I don’t really believe in guilty pleasures. As long as no one is getting hurt, a little bit of pleasure should feel nice, not naughty, otherwise that sort of defeats the object of pleasure. This is particularly true of books as far as I’m concerned. I don’t judge what books you read. Actually that’s a lie. I’d probably judge you for reading David Cameron’s autobiography, or Trump’s The Art of the Deal. I’d definitely judge you for that. But not because I’m a book snob. I’d rather you read the Beano than either of them. Not that the Beano is anything to be snobby over but, you know, I had to have some kind of comparator.
Anyway, my point is, read (mostly) what you like and don’t feel bad about it. But I will admit to one reading guilty pleasure, and I really do feel bad about these books. I judge myself for reading them, and for good reason. Ladies and gentlemen, it is with great sorrow I admit…
…I love Louise Bagshawe books. I’m sorry, I just do. I’ll tell you why that’s bad in a minute. But I should probably tell you where it all began.
When I was 14-16 I worked in a newsagents. For you millennial types newsagents were shops devoted to selling mainly newspapers, magazines and sweets. You don’t really get them anymore, having been replaced by the more wide ranging convenience store or local supermarket. I loved that job. I had a love-hate romance with my co-worker, who I used to snog in the tiny stockroom, and when it was quiet I read all the magazines (and thus began my life-long love of magazines). And when the magazines that were unsold got sent back I got to have the free gifts off them. Honestly, it was worth the £1.98 an hour pay.
I started with Sugar, Just 17, 19, More Magazine (originator of position of the month), and eventually graduated to ‘grown up’ magazines like Cosmopolitan, Company, and Marie Claire. They don’t do free gifts like they used to, but back in the 90s book giveaways were the thing. And in 1995 I got Career Girls free off Company magazine, followed a year later by The Movie. These books were full of glamour, sex, business, fashion, all the things that my 15 year old life didn’t have. I mean, snogging in the stockroom may count as sex and business, but I lived in my mother’s cast off jeans, and the closest I got to glamour was Rimmel’s Birthday Suit lipstick (25 years later I still love nude lippie, you can take the girl out of the 90s…).
What I loved about the books were they were full of strong, smart women, who won the day with their guts and business savvy. There was always a problem to solve, and these women rescued themselves. And yeah, obviously I loved the saucy bits too, I was a 15 year old girl.
So why a guilty pleasure? It’s certainly not snobbery. I’ve read a lot ‘lighter’ books than these. They are decently written, with great storylines. No, it’s that Louise Bagshawe and the books go against some fundamental principles of mine.
Firstly, Bagshawe herself (now Louise Mensch) is a raging Tory, like proper Conservative. Not that that’s a problem. Some of my best friends are Tories. Well, they’re not, but lots of my family are, and well, not much I can do about that. Sorry if that’s all a bit political for an author blog, but SPOILER ALERT – I’m a massive socialist! Sorry not sorry, as the cool kids say. Anyway, as well as being hugely right wing (her first acknowledgement in Career Girls is to Jacob Rees-Mogg), she’s also gone a bit ‘false flag’ IYKWIM? She’s redeemed herself in my eye a bit with her anti-Trumpism and flashes of feminism. But still, it’s hard to enjoy authors whose values differ so much from your own (well it is if you’re dogmatically principled like me).
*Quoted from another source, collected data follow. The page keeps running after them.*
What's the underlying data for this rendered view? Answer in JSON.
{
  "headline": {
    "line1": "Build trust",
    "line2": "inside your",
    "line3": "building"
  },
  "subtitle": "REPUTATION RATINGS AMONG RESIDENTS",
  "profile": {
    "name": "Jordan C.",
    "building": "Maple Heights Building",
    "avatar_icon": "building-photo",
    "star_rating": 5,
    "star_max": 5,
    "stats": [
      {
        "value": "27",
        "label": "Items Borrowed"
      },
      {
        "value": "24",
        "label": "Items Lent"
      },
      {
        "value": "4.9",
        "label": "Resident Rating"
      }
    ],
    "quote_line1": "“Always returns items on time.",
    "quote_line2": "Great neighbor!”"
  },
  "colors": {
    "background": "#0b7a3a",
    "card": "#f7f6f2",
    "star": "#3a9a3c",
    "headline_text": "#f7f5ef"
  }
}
As for the books, the fabulous, feisty women are fabulous and feisty right up until the point where the men want to have sex with them, and they become not just passive, but literally submissive. They let the men treat them like crap, but still get together with them anyway. Indeed it’s hard to see any redeeming qualities about one of her heroine’s love interests, Michael Krebs, except for his pots of money, and apparent similarity with Mensch’s own husband, music mogul Peter Mensch. He’s mean, and he humiliates the character Rowena, particularly during the sex scenes, and that sort of behaviour is just not my bag.
Finally, these books are consumerist, shallow, full of name dropping, and ostentation, and…oh I love them, and I hate myself.
I will continue to keep and read my 25 year old free copies of Career Girls and the Movie. They are the perfect read for a Sunday afternoon in a hot bath in the middle of winter. But while I’m reading them I will make sure I say a few ‘Hail Gloria Steinems’ and won’t shave my armpits to redeem myself.
How about you? Do you have any books or authors that you enjoy in spite of your own principles?